Student beats teacher on libero_object, N=50: 64% vs 56%.

First public open-source reproduction we’re aware of. The student is a separately exportable ONNX with 10× lower inference cost (1 forward pass vs 10).

StageModal costTime
Distill (A100, 10K steps)~$8-1260-90 min
Eval against LIBERO N=50~$3-530 min
Terminal window
# Distill a customer-specific student from a pi0.5 teacher
reflex train distill ./teacher-export/ \
--output ./student-export/ \
--steps 10000 \
--runtime modal
# Validate the student's parity against the teacher
reflex validate export ./student-export/ \
--reference ./teacher-export/ \
--threshold 1e-3
# Eval on LIBERO
reflex eval ./student-export/ --suite libero --num-episodes 50

SnapFlow is self-distillation, not teacher-supervised. The trick: the teacher and student share a backbone — the student is a single Euler step initialized from the teacher’s velocity field, then trained to match the teacher’s full unrolled 10-step trajectory.

Key implementation notes:

  • Teacher in eval mode, frozen weights — gradients flow through the student only
  • Loss: L2 on the integrated trajectory, not per-step velocity
  • Mix ratio 50/50 — half the batches are teacher rollouts, half are noise samples (regularizes against narrow distribution)
  • State-out distillation — the student takes state as an explicit input, not as part of the language conditioning. This unlocks prefix KV cache hits in production.
FlagDefaultNotes
<teacher_export>requiredDirectory with teacher ONNX + config
--output./student-export/Where the student lands
--steps10000Distill iterations
--mix-ratio0.5Fraction of teacher-rollout batches
--runtimemodalmodal or local
--lr1e-4AdamW learning rate
--batch-size32Per-step batch
--validate-afterfalseRun reflex validate export against teacher post-distill

reflex serve --pro --collect-data --distill-schedule nightly runs the entire loop continuously: collect production traffic, distill a customer-specific student every N hours, gate via a 9-gate methodology, hot-swap the new student. See self-distilling serve for the full Pro surface.

Terminal window
modal run scripts/modal_distill_pi05_libero.py

This runs a 10K-step distill against lerobot/pi05_libero_finetuned_v044 on Modal A100, then evaluates the student on libero_object N=50. Expected: student matches or beats teacher within statistical noise.

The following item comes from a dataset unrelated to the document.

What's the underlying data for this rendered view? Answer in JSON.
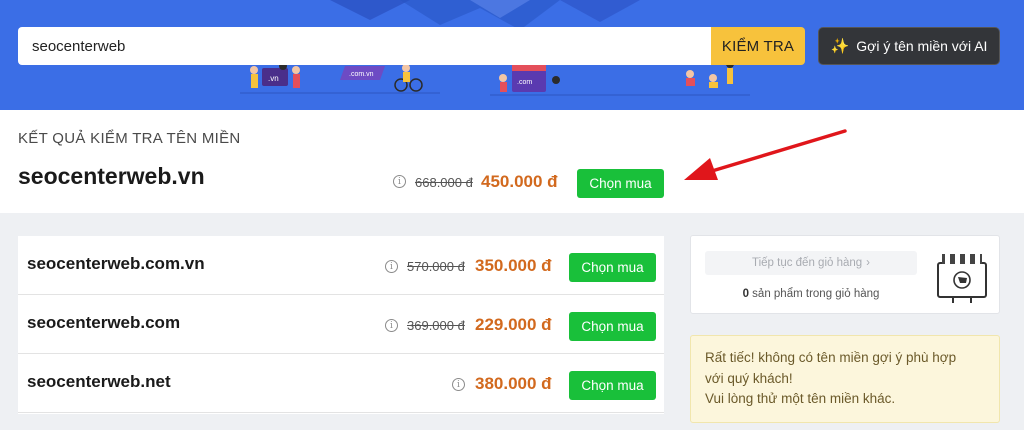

Full experiment notes: reflex_context/03_experiments/2026-04-26-self-distilling-serve-libero-regression-student-beats-teacher.md.

The open-source path covers offline distillation: you supply a teacher, you get a student. The Pro tier adds:

  • 4-stage continuous loop (collect / distill / eval / swap)
  • 9-gate eval methodology (3 SAFETY non-overridable, 6 PERFORMANCE overridable with audit)
  • Atomic warm-swap via the policy-versioning router
  • 24-hour post-swap monitoring with auto-rollback
  • Customer-specific HF Hub artifact storage

See self-distilling serve — same wedge, Pro license.

SnapFlow — released 2026-04. Local reading notes at reflex_context/02_research/papers/2604.05656-snapflow.md.